Demonstration That Our Part Works!

Our project pertains to measuring concentrations of fluoride and characterizing fluoride riboswitches with higher affinity to fluoride; these technologies can be used to determine methods to sequester, bioremediate, and detect fluoride.
We developed the "Fluoride Riboswitch Regulated Chloramphenicol Acetyltransferase Operon" (CHOP) regulated by the fluoride riboswitch as a system to characterize the fluoride riboswitch.

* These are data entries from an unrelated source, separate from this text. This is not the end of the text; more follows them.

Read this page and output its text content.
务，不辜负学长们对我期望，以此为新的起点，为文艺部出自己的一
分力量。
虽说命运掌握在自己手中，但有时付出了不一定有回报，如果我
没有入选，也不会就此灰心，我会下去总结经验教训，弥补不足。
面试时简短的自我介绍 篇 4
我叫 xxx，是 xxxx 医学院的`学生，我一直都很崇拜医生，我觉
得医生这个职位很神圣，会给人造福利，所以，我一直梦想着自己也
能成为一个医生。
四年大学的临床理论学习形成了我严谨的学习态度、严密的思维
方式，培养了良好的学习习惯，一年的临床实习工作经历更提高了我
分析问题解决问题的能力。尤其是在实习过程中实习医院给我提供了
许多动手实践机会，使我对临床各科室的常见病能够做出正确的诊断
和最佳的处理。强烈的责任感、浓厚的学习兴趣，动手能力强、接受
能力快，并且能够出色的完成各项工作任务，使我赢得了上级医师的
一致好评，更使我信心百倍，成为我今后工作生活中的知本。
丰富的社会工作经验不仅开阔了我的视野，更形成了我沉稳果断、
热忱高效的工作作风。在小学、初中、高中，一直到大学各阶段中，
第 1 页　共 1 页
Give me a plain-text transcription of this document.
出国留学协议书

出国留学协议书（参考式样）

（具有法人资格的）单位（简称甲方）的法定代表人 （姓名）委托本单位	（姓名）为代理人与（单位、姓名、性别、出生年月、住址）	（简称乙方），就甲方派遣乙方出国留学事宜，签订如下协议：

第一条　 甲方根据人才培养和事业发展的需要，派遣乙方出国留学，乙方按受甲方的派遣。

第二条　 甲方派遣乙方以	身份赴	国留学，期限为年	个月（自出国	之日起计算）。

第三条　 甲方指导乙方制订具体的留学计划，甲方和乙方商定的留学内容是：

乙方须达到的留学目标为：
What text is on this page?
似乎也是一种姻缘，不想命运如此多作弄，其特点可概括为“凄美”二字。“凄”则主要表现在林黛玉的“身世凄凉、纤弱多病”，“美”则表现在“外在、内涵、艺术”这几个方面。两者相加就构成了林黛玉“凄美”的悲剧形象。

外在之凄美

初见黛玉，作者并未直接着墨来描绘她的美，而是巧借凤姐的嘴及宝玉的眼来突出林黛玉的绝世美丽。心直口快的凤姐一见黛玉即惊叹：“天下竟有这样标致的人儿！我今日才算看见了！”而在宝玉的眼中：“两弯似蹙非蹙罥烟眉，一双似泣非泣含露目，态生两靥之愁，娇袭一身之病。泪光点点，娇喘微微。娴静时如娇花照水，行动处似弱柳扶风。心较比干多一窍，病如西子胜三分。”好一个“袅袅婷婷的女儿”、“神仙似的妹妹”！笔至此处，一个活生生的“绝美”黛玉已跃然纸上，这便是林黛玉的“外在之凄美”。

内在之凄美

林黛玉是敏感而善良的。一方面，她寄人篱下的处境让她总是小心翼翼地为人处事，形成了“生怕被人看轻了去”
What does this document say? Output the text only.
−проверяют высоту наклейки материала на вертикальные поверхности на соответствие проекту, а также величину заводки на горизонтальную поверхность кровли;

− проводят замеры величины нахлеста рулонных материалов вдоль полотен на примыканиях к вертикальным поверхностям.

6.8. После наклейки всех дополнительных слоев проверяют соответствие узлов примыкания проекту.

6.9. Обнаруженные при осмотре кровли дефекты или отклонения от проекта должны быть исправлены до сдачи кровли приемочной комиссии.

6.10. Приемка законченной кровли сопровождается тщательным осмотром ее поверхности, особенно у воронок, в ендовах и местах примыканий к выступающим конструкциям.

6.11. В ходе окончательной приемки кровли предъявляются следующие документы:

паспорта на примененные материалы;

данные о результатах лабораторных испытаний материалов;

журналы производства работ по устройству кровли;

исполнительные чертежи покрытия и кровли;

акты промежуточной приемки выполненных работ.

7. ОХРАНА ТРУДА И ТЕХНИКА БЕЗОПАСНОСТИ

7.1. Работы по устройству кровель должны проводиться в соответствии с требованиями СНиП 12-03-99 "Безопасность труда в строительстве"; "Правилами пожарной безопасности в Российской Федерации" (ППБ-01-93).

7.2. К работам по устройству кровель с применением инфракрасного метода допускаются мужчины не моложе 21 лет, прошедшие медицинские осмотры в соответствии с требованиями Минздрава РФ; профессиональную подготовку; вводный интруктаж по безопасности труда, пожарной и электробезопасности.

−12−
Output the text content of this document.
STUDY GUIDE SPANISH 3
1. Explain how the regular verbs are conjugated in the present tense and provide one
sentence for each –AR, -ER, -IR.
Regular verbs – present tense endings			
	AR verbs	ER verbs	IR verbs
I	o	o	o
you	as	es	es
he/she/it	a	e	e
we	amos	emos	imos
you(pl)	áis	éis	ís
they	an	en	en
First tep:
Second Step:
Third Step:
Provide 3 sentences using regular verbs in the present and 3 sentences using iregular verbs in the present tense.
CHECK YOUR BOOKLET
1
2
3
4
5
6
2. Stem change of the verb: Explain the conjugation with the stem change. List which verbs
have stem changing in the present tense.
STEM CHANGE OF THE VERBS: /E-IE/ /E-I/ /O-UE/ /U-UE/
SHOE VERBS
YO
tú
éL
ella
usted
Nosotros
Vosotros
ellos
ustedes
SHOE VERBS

Since bacteria does not grow in the presence of chloramphenicol, the protein bacteria needs the chloramphenicol acetyltransferase protein in order to grow on chloramphenicol. We plated serial dilutions of CHOP and ΔcrcB, which is our control E. coli without the resistance to chloramphenicol, onto plates with varying concentrations of fluoride in order to test the best level the fluoride that CHOP can stimulate growth.


Our results demonstrated that with no fluoride there only growth of CHOP containing bacteria on chloramphenicol plates at the highest dilutions TOP and no growth when plated at lower density BOTTOM. However, as the fluoride concentration of the plates increased, the growth of CHOP containing bacteria also increased. In other words, CHOP's ability to allow E. coli to grow on chloramphenicol is fluoride dependent. This result demonstrates that the fluoride riboswitch was able to regulate the expression of chloramphenicol acetyltransferase as intended; the concentration with the most growth of CHOP would represent the best activating concentration of fluoride for the riboswitch. Since the growth of bacteria containing the CHOP vector is correlated with the activation of the fluoride riboswitch, CHOP can be used to find other riboswitches that have a better affinity to fluoride, by screening for fluoride-dependent bacterial growth at lower concentrations of fluoride.